Crime e Castigo
(Dostoievski)
Crime e Castigo- Qual a grandeza da sua alma?
“Em um maravilhoso entardecer de julho, extraordinariamente cálido, um rapaz deixou o quarto que ocupava no sótão...” Assim se inicia um dos romances mais tensos da literatura universal. Crime e Castigo, de Fiódor Dostoievski, apresenta a Rússia do século XIX, com suas tragédias e misérias. O narrador constrói diversos “heróis”, todos envoltos por uma névoa dramática: o bêbado que apanha da mulher, a esposa tuberculosa, as crianças que choram de fome num triste cubículo iluminado por uma réstia de luz, a prostituta que conserva a pureza de alma, as senhoras assassinadas e o homicida.
“Qual a grandeza de minha alma?”, pergunta-se Raskolnikov. Nosso herói é portador de uma teoria singular: ele divide os homens em dois grupos, o dos ordinários e o dos extraordinários. Ao primeiro grupo pertencem aqueles que simplesmente vivem, incapazes de um ato de transgressão, seres dominados pelas leis e que não ousam contraria-las, sejam elas quais forem. Do segundo grupo fazem parte os homens que “não recuavam ante a efusão de sangue” se essa “podia ser-lhes necessária” (pág- 280). Homens como Licurgo, Sólon, Maomé, Napoleão, indivíduos que transgrediram leis e criaram estatutos próprios em prol de suas idéias, deixemos que o jovem Raskolnikov caracterize esses homens: “todos que se elevam um pouco acima do nível, que são capazes de dizer alguma coisa de novo, devem ser por sua própria natureza criminosos, mais os menos, é claro.” (pág-280). Em que grupo se insere Raskolnikov? Naquele primeiro, cujos integrantes obedecem “porque é essa a missão que o destino lhes impõe” (pág-281) ou no segundo, dos “homens que transgridem a lei (...) a maioria deles reclama a destruição do presente por uma causa melhor” (pág-281)? O jovem Raskolnikov julga-se um “guia da humanidade” (pág-280), isto é, capaz de dizer algo novo, mas que “algo novo” seria esse? Nem ele o sabe. Considerando-se acima da condição comum e à maneira dos homens cujos nomes e atos são conhecidos, o jovem necessita de um ato inteiramente seu e que materialize a sua capacidade de se manter acima da lei, ou seja, a grande questão de Raskolnikov é saber se era “verme como os outros ou homem na palavra.” (pág- 435)

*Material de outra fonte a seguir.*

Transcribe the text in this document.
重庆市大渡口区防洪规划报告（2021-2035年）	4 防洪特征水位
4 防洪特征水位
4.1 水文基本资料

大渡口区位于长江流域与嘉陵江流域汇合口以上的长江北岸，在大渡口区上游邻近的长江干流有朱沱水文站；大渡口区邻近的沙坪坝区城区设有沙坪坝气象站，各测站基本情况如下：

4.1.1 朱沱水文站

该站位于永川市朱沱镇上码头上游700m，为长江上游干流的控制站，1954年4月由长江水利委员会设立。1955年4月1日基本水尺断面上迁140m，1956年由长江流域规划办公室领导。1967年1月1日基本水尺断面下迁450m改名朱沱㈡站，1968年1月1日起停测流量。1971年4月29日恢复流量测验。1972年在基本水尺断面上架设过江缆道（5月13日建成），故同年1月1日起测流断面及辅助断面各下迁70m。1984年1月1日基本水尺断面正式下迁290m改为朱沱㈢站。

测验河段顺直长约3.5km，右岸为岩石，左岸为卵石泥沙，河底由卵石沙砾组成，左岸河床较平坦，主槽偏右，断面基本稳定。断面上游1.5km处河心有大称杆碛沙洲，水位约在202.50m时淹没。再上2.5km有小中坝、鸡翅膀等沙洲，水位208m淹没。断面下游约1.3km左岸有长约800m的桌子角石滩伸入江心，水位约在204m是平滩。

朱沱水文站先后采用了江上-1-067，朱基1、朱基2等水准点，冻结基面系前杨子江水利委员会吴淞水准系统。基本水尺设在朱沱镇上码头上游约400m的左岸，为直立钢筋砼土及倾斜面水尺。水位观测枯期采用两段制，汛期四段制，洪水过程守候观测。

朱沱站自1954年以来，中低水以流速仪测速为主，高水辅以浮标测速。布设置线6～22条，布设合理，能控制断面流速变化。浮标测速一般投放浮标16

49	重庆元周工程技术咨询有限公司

Os tipos humanos que surgem neste romance são indivíduos fragmentados, cujos destroços estão imersos nas palavras que têm para contar, expondo mazelas sociais e psicológicas, que revelam seres desgraçados, na iminência de um colapso. Todos exigem vozes e o narrador, fiel a suas criaturas, atende a esse desejo e entrega aos personagens as rédeas da narrativa. É a polifonia discursiva. Não estamos diante de um romance em que podemos proceder à caracterização das personagens pelo grau de importância na trama. Todos são principais, desesperados em iguais parcelas, mas apenas um é o mais corajoso, somente uma das personagens terá a ousadia de gritar mais alto e transgredir o mandamento divino: não matar. Esse é Raskolnikov. Escrito no século XIX, Crime e Castigo continua atual, pois trata de temas intrínsecos ao homem: o erro, a culpa, o castigo e o perdão. Assuntos presentes em todas as épocas, que permeiam nossa cultura ocidental e todos os nossos atos. Afinal, como agiríamos se não nos sentíssemos culpados desde o primeiro dia de vida? O que não faríamos neste exato momento se não existissem leis supostamente superiores a nós, se tivéssemos a certeza da inexistência do castigo? Em suma, será que sobreviveríamos se não acreditássemos que há, de fato, o perdão? Questões cujas respostas, de tão estarrecedoras, não podem ser ditas ou pensadas. Não sem a culpa. E essas indagações, que a história eventualmente suscita, fazem da narrativa uma obra aberta e que satisfaz ao desejo ancestral de toda produção literária: o objetivo máximo de fazer com que o leitor pense e reflita. Um exercício de inteligência.
Referência:
Dostoievski, F. Crime e castigo. São Paulo: Publifolha, 1998 (Biblioteca Folha: Clássicos da Literatura Universal, 5).